[Apologies for the poor picture quality of the following pictures, I was shooting without a flash in low light.]
I just got back from the Vivienne Westwood restrospective exhibition that I mentioned on Friday. Oh. My. GOD! We drove three hours each way from Sydney to Canberra to catch the last day of the exhibition, and I'm so glad we did. It was amazing. Much bigger than I expected, with 150 complete outfits, along with accessories and audio-visual presentations.
The exhibition covered her early years of punk, fetish and rockabilly styles, but my main interest was in her work from the time of the hugely successful 'Pirates' clothing collection at the start of the 80's (which helped thrust 'New Romantic' or 'Blitz' stylings into the limelight) and onwards to today. I have a really strong interest in fashion in general, but I particularly have a huge interest in the history of clothing. What I love about Westwood from the 80's onwards is how she has mined the history of fashion for ideas, cuts, techniques and silhouettes but managed to put them together into something new and beautiful, filtered through her amazing eye and sense of humour.
[More of Westwood's 80's collections, including the famous Buffalo Gals look of the 'Nostalgia of Mud' collection, can be found here.]
Swing back suit and 'Booze' suit (L). 30th January, 2005.
For example the grey suit above called 'Booze' is beautiful in style and technique, but I love the humour of calling a suit which is an homage to Christian Dior's 'New Look' by the name 'Booze', when the first 'New Look' suite by Dior was called 'Bar'. Westwood is showing us her humour, naming her references, indicating the subversive elements she relishes and putting her working class cards on the table.
Westwood has stated that she feels she is reacting to, and helping to provide an antidote to, blandness and conformity in fashion. Sure, not all of the clothes are wearable in an everyday setting, but many are and most of the rest would make striking 'special occasion' clothes. These pics only have some of the more historically influenced styles, by way of examples.
Garments from the 'Pinked, Slashed & Pulled' collection (L) and 'Watteau' style gowns (R). January 30th, 2005.

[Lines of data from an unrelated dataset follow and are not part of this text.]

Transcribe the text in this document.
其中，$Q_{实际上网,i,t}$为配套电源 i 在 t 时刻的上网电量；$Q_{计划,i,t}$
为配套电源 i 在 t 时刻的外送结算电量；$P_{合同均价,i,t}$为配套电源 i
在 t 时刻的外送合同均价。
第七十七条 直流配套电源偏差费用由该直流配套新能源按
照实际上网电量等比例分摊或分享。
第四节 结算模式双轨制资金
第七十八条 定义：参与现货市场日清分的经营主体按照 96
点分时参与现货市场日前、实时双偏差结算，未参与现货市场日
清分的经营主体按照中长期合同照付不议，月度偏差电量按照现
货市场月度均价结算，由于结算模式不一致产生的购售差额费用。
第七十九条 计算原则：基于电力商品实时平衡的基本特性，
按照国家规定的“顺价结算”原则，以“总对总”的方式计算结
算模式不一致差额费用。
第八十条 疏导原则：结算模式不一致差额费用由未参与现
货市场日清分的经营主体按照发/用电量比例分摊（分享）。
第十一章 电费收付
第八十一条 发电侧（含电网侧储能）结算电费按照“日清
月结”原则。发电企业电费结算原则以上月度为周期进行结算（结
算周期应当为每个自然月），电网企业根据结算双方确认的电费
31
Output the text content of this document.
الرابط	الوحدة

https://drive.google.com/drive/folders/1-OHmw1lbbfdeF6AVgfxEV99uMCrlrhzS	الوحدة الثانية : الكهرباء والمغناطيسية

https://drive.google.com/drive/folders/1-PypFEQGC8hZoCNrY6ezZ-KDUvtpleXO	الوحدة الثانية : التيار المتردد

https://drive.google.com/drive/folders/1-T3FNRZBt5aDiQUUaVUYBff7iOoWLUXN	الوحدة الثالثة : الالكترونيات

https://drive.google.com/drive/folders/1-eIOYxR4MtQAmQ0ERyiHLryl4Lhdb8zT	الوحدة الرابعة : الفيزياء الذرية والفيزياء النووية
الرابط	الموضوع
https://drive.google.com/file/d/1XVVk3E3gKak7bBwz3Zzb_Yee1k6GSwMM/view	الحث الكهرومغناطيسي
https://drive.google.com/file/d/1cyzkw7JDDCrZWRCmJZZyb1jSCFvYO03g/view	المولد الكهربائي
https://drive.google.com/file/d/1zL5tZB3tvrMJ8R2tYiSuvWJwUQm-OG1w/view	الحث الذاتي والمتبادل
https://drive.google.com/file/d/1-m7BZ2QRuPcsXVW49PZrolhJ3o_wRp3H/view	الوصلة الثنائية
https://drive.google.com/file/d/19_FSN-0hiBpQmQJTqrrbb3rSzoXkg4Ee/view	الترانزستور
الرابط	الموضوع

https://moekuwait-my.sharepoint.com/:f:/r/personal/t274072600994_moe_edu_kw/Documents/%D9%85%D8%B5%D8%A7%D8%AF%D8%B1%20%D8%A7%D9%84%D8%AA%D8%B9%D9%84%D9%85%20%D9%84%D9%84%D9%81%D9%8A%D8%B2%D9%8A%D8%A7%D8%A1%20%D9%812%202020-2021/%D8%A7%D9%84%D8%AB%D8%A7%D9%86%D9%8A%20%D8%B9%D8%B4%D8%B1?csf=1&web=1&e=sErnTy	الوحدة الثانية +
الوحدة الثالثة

There were too many amazing looks to really detail here, but I loved the direct and oblique references to literature, art and fashion history. The men's denim suit above which pays homage to the styles and clothing techniques of the late German Renaissance and Elizabethan era for example, or the huge ballgowns and harlequin suits which reference the paintings of Watteau. I guess what I love is the intellect that she puts into fashion, along with the beauty.
I know I'm gushing, but this was a great exhibition and it really opened my eyes to the range of a designer that I thought I already knew a lot about. Fantastic, a day well spent.